Suplente de deputado foi alvo de busca e apreensão nesta terça-feira durante investigação sobre supostas irregularidades no IMAFIR-MT

O deputado estadual e presidente do PSDB em Mato Grosso, Carlos Avallone, afirmou que vai aguardar as explicações do suplente de deputado Hugo Garcia, alvo de busca e apreensão nesta terça-feira (25), durante a Operação Mandato Espúrio, antes de convocar a executiva estadual do partido para discutir o caso.

A declaração foi dada durante entrevista coletiva na Assembleia Legislativa de Mato Grosso (ALMT), poucas horas após o cumprimento dos mandados judiciais. Segundo Avallone, o partido pretende ouvir a versão do correligionário antes de tomar qualquer decisão ou se manifestar publicamente sobre a investigação.

“O PSDB vai aguardar o Hugo Garcia apresentar suas explicações e a defesa dele sobre o caso. Assim que ele se manifestar ao partido, vou convocar a executiva estadual para avaliarmos a situação e nos posicionarmos publicamente”, afirmou.

Hugo Garcia, que é ex-gestor do Instituto Mato-grossense do Algodão (IMAFIR-MT), está entre os principais alvos da operação deflagrada pela Polícia Civil de Mato Grosso. Ele também concorre novamente a uma vaga na Assembleia Legislativa nas eleições deste ano.

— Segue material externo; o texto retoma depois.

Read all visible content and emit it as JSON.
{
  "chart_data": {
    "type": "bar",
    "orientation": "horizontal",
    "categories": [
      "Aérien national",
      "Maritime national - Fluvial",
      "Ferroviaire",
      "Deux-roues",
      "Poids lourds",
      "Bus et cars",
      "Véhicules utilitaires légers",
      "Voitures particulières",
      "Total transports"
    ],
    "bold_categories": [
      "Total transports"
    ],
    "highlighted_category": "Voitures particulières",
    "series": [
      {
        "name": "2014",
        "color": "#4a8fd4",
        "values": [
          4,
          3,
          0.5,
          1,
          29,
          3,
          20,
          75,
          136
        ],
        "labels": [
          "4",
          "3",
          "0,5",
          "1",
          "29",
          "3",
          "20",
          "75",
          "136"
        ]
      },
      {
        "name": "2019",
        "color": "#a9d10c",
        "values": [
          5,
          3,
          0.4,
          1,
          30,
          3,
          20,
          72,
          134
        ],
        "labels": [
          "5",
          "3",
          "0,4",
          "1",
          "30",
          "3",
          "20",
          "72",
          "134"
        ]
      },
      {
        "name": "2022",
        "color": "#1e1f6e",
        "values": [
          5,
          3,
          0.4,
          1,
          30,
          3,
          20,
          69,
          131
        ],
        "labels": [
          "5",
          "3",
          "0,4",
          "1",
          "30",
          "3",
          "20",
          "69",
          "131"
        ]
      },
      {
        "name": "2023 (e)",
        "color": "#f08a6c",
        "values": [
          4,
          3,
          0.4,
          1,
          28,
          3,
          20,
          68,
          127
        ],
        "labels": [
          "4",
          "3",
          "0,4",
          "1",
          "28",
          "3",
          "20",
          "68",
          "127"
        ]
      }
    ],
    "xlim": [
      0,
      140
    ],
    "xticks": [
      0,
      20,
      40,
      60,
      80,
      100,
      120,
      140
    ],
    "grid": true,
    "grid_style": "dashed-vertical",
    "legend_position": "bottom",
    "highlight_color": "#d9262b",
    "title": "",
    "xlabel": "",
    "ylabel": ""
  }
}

Conforme apurado pela reportagem, policiais da Delegacia Especializada de Roubos e Furtos (Derf) de Cuiabá apreenderam na residência de Garcia quatro relógios de luxo da marca Rolex, além de armas, joias, celulares e documentos.

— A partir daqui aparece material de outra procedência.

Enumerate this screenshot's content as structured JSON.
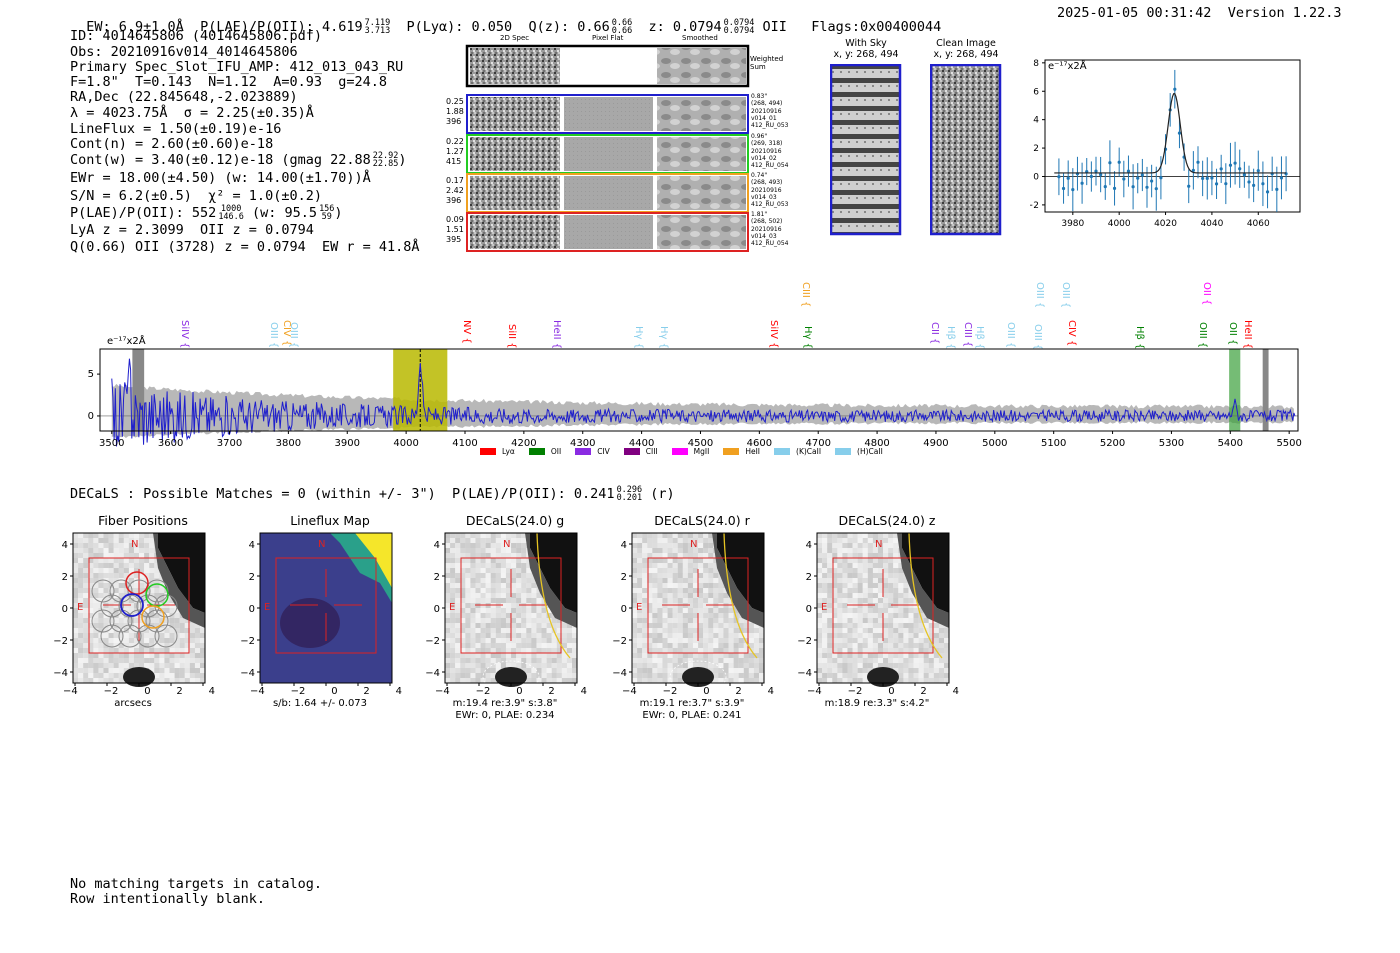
{
  "header": {
    "ew": "EW: 6.9±1.0Å",
    "plae_label": "P(LAE)/P(OII): 4.619",
    "plae_hi": "7.119",
    "plae_lo": "3.713",
    "plya": "P(Lyα): 0.050",
    "qz_label": "Q(z): 0.66",
    "qz_hi": "0.66",
    "qz_lo": "0.66",
    "z_label": "z: 0.0794",
    "z_hi": "0.0794",
    "z_lo": "0.0794",
    "z_line": "OII",
    "flags": "Flags:0x00400044",
    "timestamp": "2025-01-05 00:31:42",
    "version": "Version 1.22.3"
  },
  "info": {
    "id": "ID: 4014645806 (4014645806.pdf)",
    "obs": "Obs: 20210916v014_4014645806",
    "primary": "Primary Spec_Slot_IFU_AMP: 412_013_043_RU",
    "params": "F=1.8\"  T=0.143  N=1.12  A=0.93  g=24.8",
    "radec": "RA,Dec (22.845648,-2.023889)",
    "lambda": "λ = 4023.75Å  σ = 2.25(±0.35)Å",
    "lineflux": "LineFlux = 1.50(±0.19)e-16",
    "contn": "Cont(n) = 2.60(±0.60)e-18",
    "contw": "Cont(w) = 3.40(±0.12)e-18 (gmag 22.88",
    "contw_hi": "22.92",
    "contw_lo": "22.85",
    "contw_end": ")",
    "ewr": "EWr = 18.00(±4.50) (w: 14.00(±1.70))Å",
    "sn": "S/N = 6.2(±0.5)  χ² = 1.0(±0.2)",
    "plae": "P(LAE)/P(OII): 552",
    "plae_hi": "1000",
    "plae_lo": "146.6",
    "plae_w": " (w: 95.5",
    "plae_w_hi": "156",
    "plae_w_lo": "59",
    "plae_end": ")",
    "lya_z": "LyA z = 2.3099  OII z = 0.0794",
    "q_line": "Q(0.66) OII (3728) z = 0.0794  EW r = 41.8Å"
  },
  "cutouts": {
    "col_headers": [
      "2D Spec",
      "Pixel Flat",
      "Smoothed"
    ],
    "weighted_label": "Weighted Sum",
    "rows": [
      {
        "left": [
          "0.25",
          "1.88",
          "396"
        ],
        "right": [
          "0.83\"",
          "(268, 494)",
          "20210916",
          "v014_01",
          "412_RU_053"
        ],
        "color": "#1f1fcc"
      },
      {
        "left": [
          "0.22",
          "1.27",
          "415"
        ],
        "right": [
          "0.96\"",
          "(269, 318)",
          "20210916",
          "v014_02",
          "412_RU_054"
        ],
        "color": "#22cc22"
      },
      {
        "left": [
          "0.17",
          "2.42",
          "396"
        ],
        "right": [
          "0.74\"",
          "(268, 493)",
          "20210916",
          "v014_03",
          "412_RU_053"
        ],
        "color": "#f0a020"
      },
      {
        "left": [
          "0.09",
          "1.51",
          "395"
        ],
        "right": [
          "1.81\"",
          "(268, 502)",
          "20210916",
          "v014_03",
          "412_RU_054"
        ],
        "color": "#dd2222"
      }
    ],
    "with_sky_title": "With Sky",
    "with_sky_coords": "x, y: 268, 494",
    "clean_title": "Clean Image",
    "clean_coords": "x, y: 268, 494"
  },
  "zoom_plot": {
    "unit_label": "e⁻¹⁷x2Å",
    "y_ticks": [
      "8",
      "6",
      "4",
      "2",
      "0",
      "−2"
    ],
    "x_ticks": [
      "3980",
      "4000",
      "4020",
      "4040",
      "4060"
    ]
  },
  "full_spectrum": {
    "unit_label": "e⁻¹⁷x2Å",
    "y_ticks": [
      "5",
      "0"
    ],
    "x_ticks": [
      "3500",
      "3600",
      "3700",
      "3800",
      "3900",
      "4000",
      "4100",
      "4200",
      "4300",
      "4400",
      "4500",
      "4600",
      "4700",
      "4800",
      "4900",
      "5000",
      "5100",
      "5200",
      "5300",
      "5400",
      "5500"
    ],
    "line_labels": [
      {
        "text": "SiIV {",
        "color": "#8a2be2"
      },
      {
        "text": "OIII {",
        "color": "#87ceeb"
      },
      {
        "text": "CIV {",
        "color": "#f0a020"
      },
      {
        "text": "OIII {",
        "color": "#87ceeb"
      },
      {
        "text": "NV {",
        "color": "#ff0000"
      },
      {
        "text": "SiII {",
        "color": "#ff0000"
      },
      {
        "text": "HeII {",
        "color": "#8a2be2"
      },
      {
        "text": "Hγ {",
        "color": "#87ceeb"
      },
      {
        "text": "Hγ {",
        "color": "#87ceeb"
      },
      {
        "text": "SiIV {",
        "color": "#ff0000"
      },
      {
        "text": "CIII {",
        "color": "#f0a020"
      },
      {
        "text": "Hγ {",
        "color": "#008000"
      },
      {
        "text": "CII {",
        "color": "#8a2be2"
      },
      {
        "text": "Hβ {",
        "color": "#87ceeb"
      },
      {
        "text": "CIII {",
        "color": "#8a2be2"
      },
      {
        "text": "Hβ {",
        "color": "#87ceeb"
      },
      {
        "text": "OIII {",
        "color": "#87ceeb"
      },
      {
        "text": "OIII {",
        "color": "#87ceeb"
      },
      {
        "text": "OIII {",
        "color": "#87ceeb"
      },
      {
        "text": "CIV {",
        "color": "#ff0000"
      },
      {
        "text": "OIII {",
        "color": "#87ceeb"
      },
      {
        "text": "Hβ {",
        "color": "#008000"
      },
      {
        "text": "OIII {",
        "color": "#008000"
      },
      {
        "text": "OII {",
        "color": "#ff00ff"
      },
      {
        "text": "OII {",
        "color": "#008000"
      },
      {
        "text": "HeII {",
        "color": "#ff0000"
      }
    ],
    "legend": [
      {
        "label": "Lyα",
        "color": "#ff0000"
      },
      {
        "label": "OII",
        "color": "#008000"
      },
      {
        "label": "CIV",
        "color": "#8a2be2"
      },
      {
        "label": "CIII",
        "color": "#800080"
      },
      {
        "label": "MgII",
        "color": "#ff00ff"
      },
      {
        "label": "HeII",
        "color": "#f0a020"
      },
      {
        "label": "(K)CaII",
        "color": "#87ceeb"
      },
      {
        "label": "(H)CaII",
        "color": "#87ceeb"
      }
    ]
  },
  "decals": {
    "header": "DECaLS : Possible Matches = 0 (within +/- 3\")  P(LAE)/P(OII): 0.241",
    "header_hi": "0.296",
    "header_lo": "0.201",
    "header_end": "(r)",
    "panels": [
      {
        "title": "Fiber Positions",
        "caption1": "arcsecs",
        "caption2": ""
      },
      {
        "title": "Lineflux Map",
        "caption1": "s/b: 1.64 +/- 0.073",
        "caption2": ""
      },
      {
        "title": "DECaLS(24.0) g",
        "caption1": "m:19.4  re:3.9\"  s:3.8\"",
        "caption2": "EWr: 0, PLAE: 0.234"
      },
      {
        "title": "DECaLS(24.0) r",
        "caption1": "m:19.1  re:3.7\"  s:3.9\"",
        "caption2": "EWr: 0, PLAE: 0.241"
      },
      {
        "title": "DECaLS(24.0) z",
        "caption1": "m:18.9  re:3.3\"  s:4.2\"",
        "caption2": ""
      }
    ],
    "axis_ticks": [
      "4",
      "2",
      "0",
      "−2",
      "−4"
    ],
    "x_ticks": [
      "−4",
      "−2",
      "0",
      "2",
      "4"
    ],
    "n_label": "N",
    "e_label": "E"
  },
  "footer": {
    "line1": "No matching targets in catalog.",
    "line2": "Row intentionally blank."
  },
  "colors": {
    "spectrum_blue": "#1f1fcc",
    "band_yellow": "#b8b800",
    "band_green": "#3aa03a"
  }
}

A investigação apura supostas movimentações financeiras e patrimoniais irregulares que ultrapassariam R$ 1 milhão no instituto ligado ao agronegócio. Desse montante, cerca de R$ 774 mil teriam sido transferidos para contas pessoais e de empresas ligadas ao então diretor-executivo.

Também são investigados repasses considerados suspeitos de aproximadamente R$ 270 mil para um escritório de advocacia.

Por determinação do Núcleo de Justiça 4.0 do Juiz de Garantias, foram decretados o bloqueio das contas bancárias dos investigados e a proibição de novas movimentações financeiras em nome do instituto.

Até a publicação desta reportagem, a defesa de Hugo Garcia não havia se manifestado sobre a operação. O espaço segue aberto para esclarecimentos.